In the ancient myths of humanity, a special place of respect is given to animals. The animals affected people in mysterious ways: embodying particular qualities, they acted as messengers. as bearers of souls and gifts, and as symbols of all that was wonderful and magical. Birds, fish and animals (and their many combinations with humans) were presented in myriad ways. A common theme was their ability to fend off hostile human attacks. through trickery, playfulness and wisdom. Coyote and Raven of the Northwest coast of Turtle Island, Keen Keeng of Australian dream time. and the Sacred Bee of Rhodes, are but some of the many magical beings who protected themselves and the lives of other animals and plants.

Once writing developed, accounts of animals opposing human arrogance and avarice abound in the literature of natural history. We need only look at the inspiring reports provided by the Roman, Pliny the Elder. He marvels at elephants who trampled hunters, refusing the fight their kin in the circuses and attempted to break loose from their shackles. Pliny also wrote of dolphins who rushed to rescue other dolphins from captivity, and of wild horses, loons, oxen, dogfish, rabbits and giant centipedes who resisted and often won. His accounts also include many instances of alliances between animals and aware humans, each assisting the other, and gaining mutual love and respect.

Animals and Demons

The medieval work, On the Criminal Persecution of Animals, provides in great detail the legacies of pigs, cows, sparrows, ravens, sheep, mules, horses and even worms, who brought destruction upon the human world. Animals, disturbing church services, interrupting religious processions at their most solemn moment and spoiling food supplies, were common occurrences. As ancient traditions celebrating the sanctity of nature were rooted out and replaced by an anti-life world view, these animals were accused of being in league with demonic forces.

The Christian courts held them responsible for their actions. The “criminals” were tried in regular courts of law, convicted and punished severely. In their pious zeal, the accusers missed the fact that the two-legged and four-legged beings were engaged in guerrilla warfare. They were revolting against humans who were attacking the rivers, valleys and forests. They were opposing the invaders who were engaged in that process of control, euphemistically called “domestication,” which, in reality, is enslavement and ecocide.

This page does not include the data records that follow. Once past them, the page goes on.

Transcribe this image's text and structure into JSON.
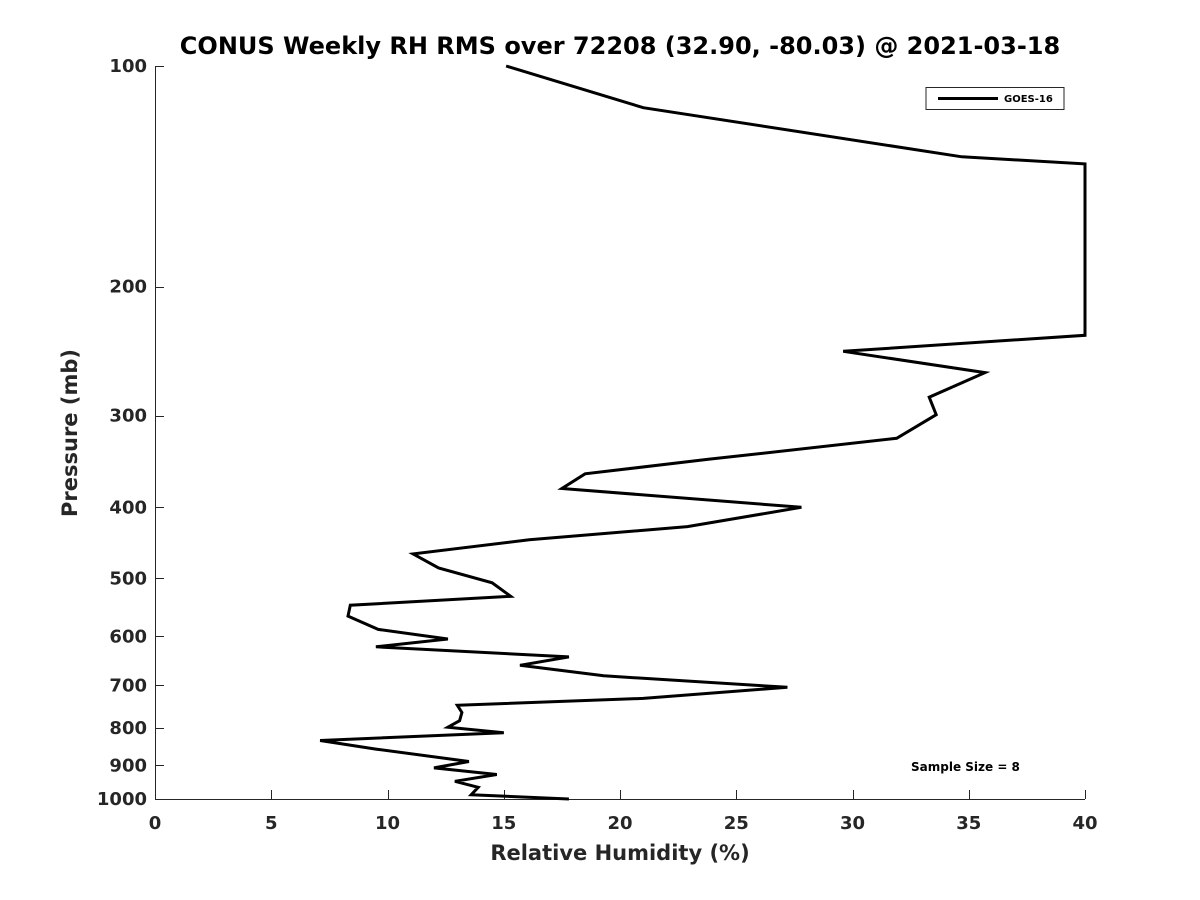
{
  "chart_data": {
    "type": "line",
    "title": "CONUS Weekly RH RMS over 72208 (32.90, -80.03) @ 2021-03-18",
    "xlabel": "Relative Humidity (%)",
    "ylabel": "Pressure (mb)",
    "xlim": [
      0,
      40
    ],
    "ylim": [
      100,
      1000
    ],
    "y_scale": "log",
    "y_reversed": true,
    "xticks": [
      0,
      5,
      10,
      15,
      20,
      25,
      30,
      35,
      40
    ],
    "yticks": [
      100,
      200,
      300,
      400,
      500,
      600,
      700,
      800,
      900,
      1000
    ],
    "grid": false,
    "legend_position": "top-right",
    "annotation": "Sample Size = 8",
    "series": [
      {
        "name": "GOES-16",
        "color": "#000000",
        "points": [
          [
            17.8,
            1000
          ],
          [
            13.6,
            987
          ],
          [
            13.9,
            964
          ],
          [
            12.9,
            946
          ],
          [
            14.7,
            926
          ],
          [
            12.0,
            907
          ],
          [
            13.5,
            889
          ],
          [
            9.5,
            855
          ],
          [
            7.1,
            832
          ],
          [
            15.0,
            812
          ],
          [
            12.6,
            798
          ],
          [
            13.1,
            782
          ],
          [
            13.2,
            762
          ],
          [
            13.0,
            745
          ],
          [
            21.0,
            729
          ],
          [
            27.2,
            704
          ],
          [
            19.3,
            679
          ],
          [
            15.7,
            657
          ],
          [
            17.8,
            640
          ],
          [
            9.5,
            620
          ],
          [
            12.6,
            605
          ],
          [
            9.6,
            587
          ],
          [
            8.3,
            563
          ],
          [
            8.4,
            544
          ],
          [
            15.3,
            529
          ],
          [
            14.5,
            507
          ],
          [
            12.2,
            484
          ],
          [
            11.1,
            463
          ],
          [
            16.1,
            443
          ],
          [
            22.9,
            425
          ],
          [
            27.8,
            400
          ],
          [
            17.5,
            377
          ],
          [
            18.5,
            360
          ],
          [
            23.8,
            344
          ],
          [
            31.9,
            322
          ],
          [
            33.6,
            299
          ],
          [
            33.3,
            283
          ],
          [
            35.7,
            262
          ],
          [
            29.6,
            245
          ],
          [
            40.0,
            233
          ],
          [
            40.0,
            136
          ],
          [
            34.7,
            133
          ],
          [
            21.0,
            114
          ],
          [
            15.1,
            100
          ]
        ]
      }
    ]
  }
}
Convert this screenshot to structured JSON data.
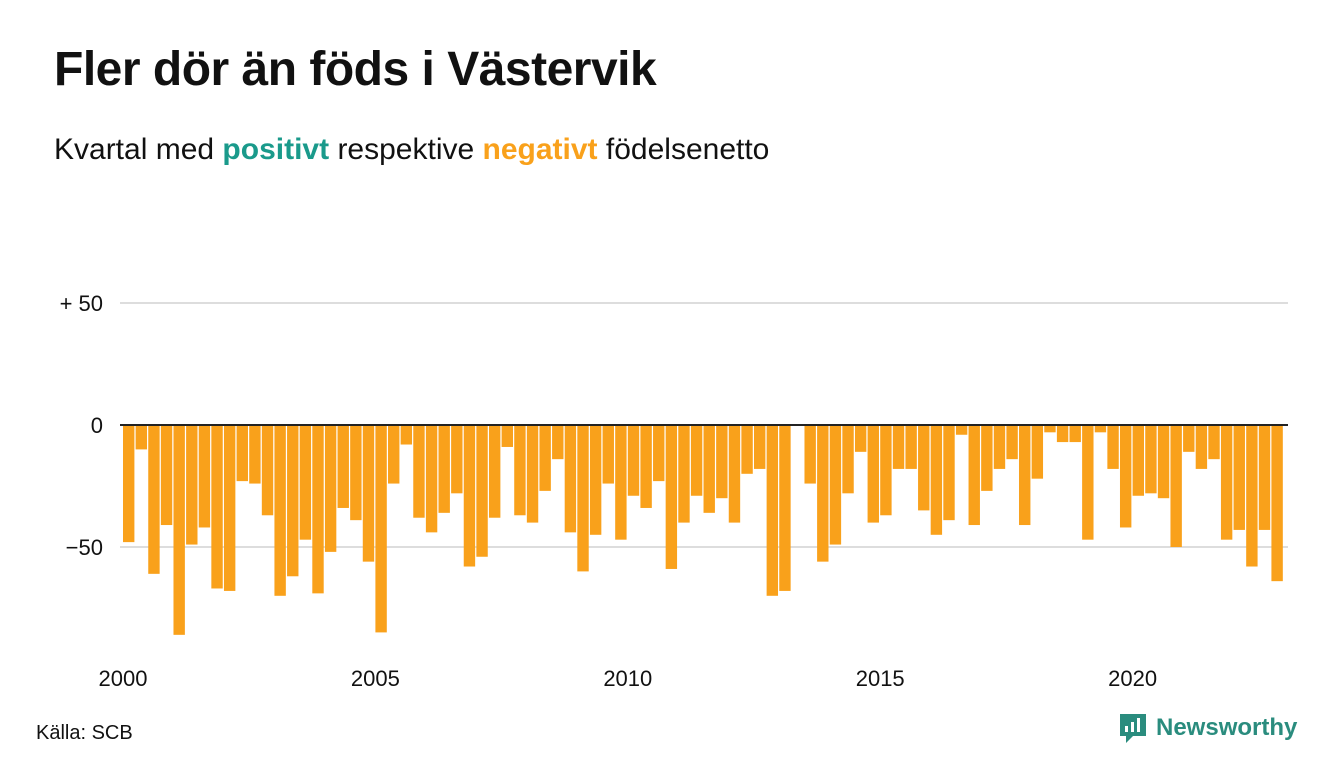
{
  "title": "Fler dör än föds i Västervik",
  "subtitle": {
    "prefix": "Kvartal med",
    "positive": "positivt",
    "middle": "respektive",
    "negative": "negativt",
    "suffix": "födelsenetto"
  },
  "source": "Källa: SCB",
  "brand": {
    "name": "Newsworthy",
    "icon": "newsworthy-logo-icon"
  },
  "colors": {
    "positive": "#1a9a8b",
    "negative": "#f9a11b",
    "brand": "#2a8c7e",
    "grid": "#dddddd",
    "axis": "#222222",
    "text": "#111111"
  },
  "chart_data": {
    "type": "bar",
    "title": "Fler dör än föds i Västervik",
    "subtitle": "Kvartal med positivt respektive negativt födelsenetto",
    "xlabel": "",
    "ylabel": "",
    "ylim": [
      -90,
      50
    ],
    "yticks": [
      {
        "value": 50,
        "label": "+ 50"
      },
      {
        "value": 0,
        "label": "0"
      },
      {
        "value": -50,
        "label": "−50"
      }
    ],
    "xticks": [
      {
        "value": 2000,
        "label": "2000"
      },
      {
        "value": 2005,
        "label": "2005"
      },
      {
        "value": 2010,
        "label": "2010"
      },
      {
        "value": 2015,
        "label": "2015"
      },
      {
        "value": 2020,
        "label": "2020"
      }
    ],
    "x_start_year": 2000,
    "periods_per_year": 4,
    "grid": true,
    "values": [
      -48,
      -10,
      -61,
      -41,
      -86,
      -49,
      -42,
      -67,
      -68,
      -23,
      -24,
      -37,
      -70,
      -62,
      -47,
      -69,
      -52,
      -34,
      -39,
      -56,
      -85,
      -24,
      -8,
      -38,
      -44,
      -36,
      -28,
      -58,
      -54,
      -38,
      -9,
      -37,
      -40,
      -27,
      -14,
      -44,
      -60,
      -45,
      -24,
      -47,
      -29,
      -34,
      -23,
      -59,
      -40,
      -29,
      -36,
      -30,
      -40,
      -20,
      -18,
      -70,
      -68,
      0,
      -24,
      -56,
      -49,
      -28,
      -11,
      -40,
      -37,
      -18,
      -18,
      -35,
      -45,
      -39,
      -4,
      -41,
      -27,
      -18,
      -14,
      -41,
      -22,
      -3,
      -7,
      -7,
      -47,
      -3,
      -18,
      -42,
      -29,
      -28,
      -30,
      -50,
      -11,
      -18,
      -14,
      -47,
      -43,
      -58,
      -43,
      -64
    ]
  }
}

We are now living in the age of rationality and science, where well-meaning people feel no shame blurting out clichés like “finding the balance between the environment and economic interests,” or “managing wildlife,” as if wilderness was a commodity to profit from, control, and manipulate.

The destruction of the wild (out there, and in our own souls) proceeds at an ever-maddening pace. Let us hope that acts of self-defense and resistance by animals, fish, birds and their human brothers and sisters will increase. Let these actions multiply and intensify until human tyranny is thrown off and replaced by a community of free living beings, assisting each other in this magical journey, and reforging the ancient bonds of beauty and camaraderie.